37. The apparatus of any one of the preceding claims, wherein one or both of the first support and the second support comprise one or more straps configured to be secured to the respective first limb portion or second limb portion.

38. The apparatus of any one of the preceding claims, wherein one or both of the first support and the second support comprise one or more sleeve portions configured to be secured to the respective first limb portion or second limb portion.

39. The apparatus of any one of the preceding claims, wherein one or both of the first support and the second support are secured to the respective first limb portion or second limb portion using one or more fasteners.

40. The apparatus of claim 39, wherein the one or more fasteners comprise one or more of: a hook and loop fastener;a buckle fastener;a snap fastener; anda hook-eye fastener.

41. The apparatus of any one of the preceding claims, wherein the first support and the second support comprise one or more pads.

42. The apparatus of any one of the preceding claims, wherein the joint is a knee joint, an elbow joint or an ankle joint.

43. The apparatus of any one of the preceding claims, wherein the apparatus is a knee brace, an elbow brace or an ankle brace.

44. A method of performing joint range of motion rehabilitation comprising: securing a first support to a first limb portion of a wearer at a first side of a joint;securing a second support to a second limb portion of the wearer at a second side of the joint; andoperating a mechanical system connected to the first support and the second support to control flexion and extension movement of the second support relative to the first support, wherein during the flexion and extension movement, the second support rotates and translates relative to the first support.
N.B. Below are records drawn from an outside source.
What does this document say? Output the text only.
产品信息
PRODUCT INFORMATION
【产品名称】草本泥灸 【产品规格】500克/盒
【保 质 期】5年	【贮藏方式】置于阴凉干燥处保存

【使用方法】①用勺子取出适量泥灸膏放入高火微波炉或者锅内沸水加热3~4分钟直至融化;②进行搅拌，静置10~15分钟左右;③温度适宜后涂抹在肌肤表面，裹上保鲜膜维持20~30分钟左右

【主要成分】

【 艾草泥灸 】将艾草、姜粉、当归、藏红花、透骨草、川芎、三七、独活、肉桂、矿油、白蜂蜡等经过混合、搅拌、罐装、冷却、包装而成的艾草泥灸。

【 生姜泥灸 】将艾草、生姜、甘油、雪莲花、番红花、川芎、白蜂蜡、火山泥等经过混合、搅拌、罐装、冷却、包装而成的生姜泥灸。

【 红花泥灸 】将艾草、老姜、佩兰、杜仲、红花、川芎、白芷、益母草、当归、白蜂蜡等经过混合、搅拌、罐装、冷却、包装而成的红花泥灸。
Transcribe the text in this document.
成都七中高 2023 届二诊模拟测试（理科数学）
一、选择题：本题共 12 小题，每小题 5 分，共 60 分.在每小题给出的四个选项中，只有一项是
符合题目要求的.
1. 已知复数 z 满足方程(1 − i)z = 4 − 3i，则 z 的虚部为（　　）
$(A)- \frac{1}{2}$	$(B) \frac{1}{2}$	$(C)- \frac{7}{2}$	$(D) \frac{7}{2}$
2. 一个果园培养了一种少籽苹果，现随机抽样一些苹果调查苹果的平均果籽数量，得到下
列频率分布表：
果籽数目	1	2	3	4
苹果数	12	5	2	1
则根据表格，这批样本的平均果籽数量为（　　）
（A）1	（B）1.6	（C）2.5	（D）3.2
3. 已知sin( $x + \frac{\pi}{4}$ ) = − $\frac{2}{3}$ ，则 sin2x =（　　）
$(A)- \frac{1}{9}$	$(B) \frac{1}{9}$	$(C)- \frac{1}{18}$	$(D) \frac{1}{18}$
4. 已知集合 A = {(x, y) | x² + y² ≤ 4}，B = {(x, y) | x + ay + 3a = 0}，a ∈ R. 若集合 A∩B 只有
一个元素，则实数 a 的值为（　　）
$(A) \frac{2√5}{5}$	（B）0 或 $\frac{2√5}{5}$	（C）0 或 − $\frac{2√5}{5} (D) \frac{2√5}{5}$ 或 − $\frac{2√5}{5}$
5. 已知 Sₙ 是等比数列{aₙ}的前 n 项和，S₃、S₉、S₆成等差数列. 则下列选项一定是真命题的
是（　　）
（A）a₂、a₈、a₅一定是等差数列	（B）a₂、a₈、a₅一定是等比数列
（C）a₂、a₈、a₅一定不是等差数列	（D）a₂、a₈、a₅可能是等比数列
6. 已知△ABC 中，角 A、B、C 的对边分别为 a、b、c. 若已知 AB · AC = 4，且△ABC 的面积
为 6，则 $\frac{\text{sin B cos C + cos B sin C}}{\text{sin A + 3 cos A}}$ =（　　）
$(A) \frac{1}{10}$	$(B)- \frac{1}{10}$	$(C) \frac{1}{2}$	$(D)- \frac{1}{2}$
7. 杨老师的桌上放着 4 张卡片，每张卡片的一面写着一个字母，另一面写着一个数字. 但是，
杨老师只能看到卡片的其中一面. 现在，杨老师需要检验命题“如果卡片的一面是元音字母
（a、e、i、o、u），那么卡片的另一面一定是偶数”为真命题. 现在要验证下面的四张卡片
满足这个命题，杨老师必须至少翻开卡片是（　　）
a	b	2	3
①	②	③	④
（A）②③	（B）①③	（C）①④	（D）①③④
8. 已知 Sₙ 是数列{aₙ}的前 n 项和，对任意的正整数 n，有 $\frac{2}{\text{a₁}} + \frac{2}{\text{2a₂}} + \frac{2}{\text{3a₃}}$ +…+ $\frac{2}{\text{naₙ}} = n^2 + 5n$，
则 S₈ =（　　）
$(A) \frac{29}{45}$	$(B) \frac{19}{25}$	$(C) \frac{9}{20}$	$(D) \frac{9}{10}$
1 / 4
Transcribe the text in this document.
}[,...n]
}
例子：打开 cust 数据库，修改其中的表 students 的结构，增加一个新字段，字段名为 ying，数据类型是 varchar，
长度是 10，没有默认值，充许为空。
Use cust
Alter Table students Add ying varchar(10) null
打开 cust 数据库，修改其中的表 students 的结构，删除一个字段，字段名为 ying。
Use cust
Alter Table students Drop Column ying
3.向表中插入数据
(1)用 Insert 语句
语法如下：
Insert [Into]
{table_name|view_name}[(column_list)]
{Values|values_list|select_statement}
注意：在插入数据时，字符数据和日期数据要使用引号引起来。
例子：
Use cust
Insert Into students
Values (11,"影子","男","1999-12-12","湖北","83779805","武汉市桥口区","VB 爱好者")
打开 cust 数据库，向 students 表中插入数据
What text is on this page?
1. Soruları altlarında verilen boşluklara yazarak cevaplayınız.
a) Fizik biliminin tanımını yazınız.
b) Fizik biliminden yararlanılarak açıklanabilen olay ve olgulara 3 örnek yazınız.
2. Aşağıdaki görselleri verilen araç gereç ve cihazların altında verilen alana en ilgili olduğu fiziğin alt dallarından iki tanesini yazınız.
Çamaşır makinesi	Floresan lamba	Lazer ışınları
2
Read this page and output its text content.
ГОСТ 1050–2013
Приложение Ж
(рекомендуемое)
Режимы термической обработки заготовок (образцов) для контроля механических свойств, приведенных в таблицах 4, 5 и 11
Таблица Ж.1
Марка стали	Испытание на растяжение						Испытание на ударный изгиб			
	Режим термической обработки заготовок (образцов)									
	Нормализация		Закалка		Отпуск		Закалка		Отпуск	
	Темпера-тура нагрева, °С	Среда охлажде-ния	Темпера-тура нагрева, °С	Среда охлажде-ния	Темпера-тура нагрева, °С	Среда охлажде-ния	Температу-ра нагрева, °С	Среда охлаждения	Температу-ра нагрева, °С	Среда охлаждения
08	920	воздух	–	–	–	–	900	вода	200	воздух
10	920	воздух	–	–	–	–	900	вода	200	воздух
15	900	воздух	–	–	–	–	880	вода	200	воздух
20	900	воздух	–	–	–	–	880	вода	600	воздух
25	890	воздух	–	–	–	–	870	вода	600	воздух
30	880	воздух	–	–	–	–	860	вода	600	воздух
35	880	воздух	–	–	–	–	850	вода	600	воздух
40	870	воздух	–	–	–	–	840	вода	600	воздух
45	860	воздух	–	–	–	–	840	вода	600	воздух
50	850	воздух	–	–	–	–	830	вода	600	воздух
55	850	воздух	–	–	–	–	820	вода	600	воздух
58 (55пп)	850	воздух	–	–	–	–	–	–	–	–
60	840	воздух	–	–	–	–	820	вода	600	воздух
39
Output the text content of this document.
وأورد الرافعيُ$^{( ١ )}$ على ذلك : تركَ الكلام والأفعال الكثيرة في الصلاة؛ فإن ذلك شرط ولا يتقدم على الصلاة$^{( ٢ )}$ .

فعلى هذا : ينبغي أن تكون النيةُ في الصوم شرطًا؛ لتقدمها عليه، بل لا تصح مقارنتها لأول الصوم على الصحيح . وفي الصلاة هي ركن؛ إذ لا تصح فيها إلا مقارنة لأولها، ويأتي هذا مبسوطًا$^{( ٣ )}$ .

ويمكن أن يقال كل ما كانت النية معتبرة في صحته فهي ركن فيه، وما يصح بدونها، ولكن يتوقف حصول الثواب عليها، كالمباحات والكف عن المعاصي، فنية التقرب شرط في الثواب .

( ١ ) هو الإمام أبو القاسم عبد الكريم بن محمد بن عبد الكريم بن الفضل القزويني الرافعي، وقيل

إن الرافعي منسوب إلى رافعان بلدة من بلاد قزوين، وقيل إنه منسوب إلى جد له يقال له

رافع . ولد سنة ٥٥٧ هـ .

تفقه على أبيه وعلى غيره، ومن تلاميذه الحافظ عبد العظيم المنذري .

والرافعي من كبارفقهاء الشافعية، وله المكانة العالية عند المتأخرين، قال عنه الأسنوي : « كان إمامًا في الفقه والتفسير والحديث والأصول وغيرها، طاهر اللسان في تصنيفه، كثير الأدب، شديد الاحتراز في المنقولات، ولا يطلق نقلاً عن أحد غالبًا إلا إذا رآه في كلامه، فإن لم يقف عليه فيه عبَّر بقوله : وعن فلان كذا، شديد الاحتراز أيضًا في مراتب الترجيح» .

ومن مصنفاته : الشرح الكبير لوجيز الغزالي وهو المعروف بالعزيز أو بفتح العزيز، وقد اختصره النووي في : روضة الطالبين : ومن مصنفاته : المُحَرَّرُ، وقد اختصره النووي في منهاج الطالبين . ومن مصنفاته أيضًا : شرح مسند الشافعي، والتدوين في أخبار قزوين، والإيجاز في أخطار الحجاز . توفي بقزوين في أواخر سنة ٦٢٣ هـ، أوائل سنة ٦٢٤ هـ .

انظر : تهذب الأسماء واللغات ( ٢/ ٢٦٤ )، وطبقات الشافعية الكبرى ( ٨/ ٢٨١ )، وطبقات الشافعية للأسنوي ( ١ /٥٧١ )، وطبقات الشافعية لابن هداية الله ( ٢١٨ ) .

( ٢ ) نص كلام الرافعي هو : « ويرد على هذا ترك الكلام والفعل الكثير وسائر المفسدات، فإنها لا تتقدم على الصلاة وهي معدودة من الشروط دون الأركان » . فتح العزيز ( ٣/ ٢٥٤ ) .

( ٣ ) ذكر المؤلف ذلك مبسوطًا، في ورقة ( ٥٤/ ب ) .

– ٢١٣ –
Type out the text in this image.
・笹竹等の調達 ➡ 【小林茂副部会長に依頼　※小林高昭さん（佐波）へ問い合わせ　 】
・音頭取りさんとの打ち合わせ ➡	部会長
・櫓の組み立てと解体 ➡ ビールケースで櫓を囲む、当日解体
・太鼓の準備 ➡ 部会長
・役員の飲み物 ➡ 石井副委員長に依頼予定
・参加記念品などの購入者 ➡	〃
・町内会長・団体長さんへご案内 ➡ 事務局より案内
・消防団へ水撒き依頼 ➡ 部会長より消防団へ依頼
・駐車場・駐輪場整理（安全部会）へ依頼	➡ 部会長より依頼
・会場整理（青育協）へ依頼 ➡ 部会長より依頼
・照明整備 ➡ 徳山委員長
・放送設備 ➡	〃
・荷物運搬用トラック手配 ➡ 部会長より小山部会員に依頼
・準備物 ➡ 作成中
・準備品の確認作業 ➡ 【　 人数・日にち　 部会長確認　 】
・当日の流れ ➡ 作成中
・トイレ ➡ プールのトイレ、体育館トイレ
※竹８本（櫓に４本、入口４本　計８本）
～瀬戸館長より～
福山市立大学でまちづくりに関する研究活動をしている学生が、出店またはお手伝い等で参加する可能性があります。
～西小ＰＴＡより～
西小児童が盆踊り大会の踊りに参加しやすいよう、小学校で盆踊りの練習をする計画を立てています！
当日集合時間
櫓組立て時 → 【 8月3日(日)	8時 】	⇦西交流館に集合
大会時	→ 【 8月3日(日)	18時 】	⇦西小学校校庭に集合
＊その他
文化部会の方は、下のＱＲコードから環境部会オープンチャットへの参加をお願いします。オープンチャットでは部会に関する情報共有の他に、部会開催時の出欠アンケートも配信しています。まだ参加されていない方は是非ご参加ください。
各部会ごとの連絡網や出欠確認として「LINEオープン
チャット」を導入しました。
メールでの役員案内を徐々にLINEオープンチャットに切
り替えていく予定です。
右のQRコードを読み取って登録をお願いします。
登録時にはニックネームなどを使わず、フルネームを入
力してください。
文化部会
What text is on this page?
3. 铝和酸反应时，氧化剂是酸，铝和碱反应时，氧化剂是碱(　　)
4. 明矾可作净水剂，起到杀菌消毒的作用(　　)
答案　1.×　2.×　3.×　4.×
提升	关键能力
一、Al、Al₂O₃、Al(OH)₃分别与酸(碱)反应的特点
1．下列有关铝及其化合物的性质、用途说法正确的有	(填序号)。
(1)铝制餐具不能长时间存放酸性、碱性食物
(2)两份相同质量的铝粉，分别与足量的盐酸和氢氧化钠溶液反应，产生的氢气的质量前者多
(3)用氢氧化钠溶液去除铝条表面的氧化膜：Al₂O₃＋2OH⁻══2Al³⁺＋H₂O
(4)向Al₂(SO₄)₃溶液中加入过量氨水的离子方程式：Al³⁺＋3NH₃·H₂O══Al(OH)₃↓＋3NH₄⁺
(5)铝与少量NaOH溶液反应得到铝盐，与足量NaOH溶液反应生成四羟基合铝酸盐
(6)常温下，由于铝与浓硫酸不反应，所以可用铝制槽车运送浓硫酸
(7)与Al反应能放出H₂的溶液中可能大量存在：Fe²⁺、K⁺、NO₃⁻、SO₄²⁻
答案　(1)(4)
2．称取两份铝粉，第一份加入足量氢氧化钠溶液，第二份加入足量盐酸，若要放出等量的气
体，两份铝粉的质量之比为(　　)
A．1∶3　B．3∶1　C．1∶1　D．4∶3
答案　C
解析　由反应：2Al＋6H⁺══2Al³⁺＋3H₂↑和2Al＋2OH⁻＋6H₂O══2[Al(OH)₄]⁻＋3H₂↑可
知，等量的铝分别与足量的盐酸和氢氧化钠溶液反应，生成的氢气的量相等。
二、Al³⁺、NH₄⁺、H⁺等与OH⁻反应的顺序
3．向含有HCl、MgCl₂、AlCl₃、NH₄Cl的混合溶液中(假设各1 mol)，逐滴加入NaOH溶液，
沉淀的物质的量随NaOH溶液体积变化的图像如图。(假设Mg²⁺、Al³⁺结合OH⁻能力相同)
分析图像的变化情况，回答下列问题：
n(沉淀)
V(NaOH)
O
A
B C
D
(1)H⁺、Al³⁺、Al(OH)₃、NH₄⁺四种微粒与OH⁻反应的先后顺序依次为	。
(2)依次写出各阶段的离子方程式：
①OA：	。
45. The apparatus of claim 44, wherein operation of the mechanical system comprises using an actuator to partially or entirely drive the flexion and extension movement of the second support relative to the first support.

46. The apparatus of claim 45, wherein the actuator is operable by the wearer.

47. The apparatus of claim 44, 45 or 46, wherein operation of the mechanical system comprises the wearer partially or entirely driving the flexion and extension movement of the second support relative to the first support by carrying out native flexion and extension movement of the second limb portion relative to the first limb portion.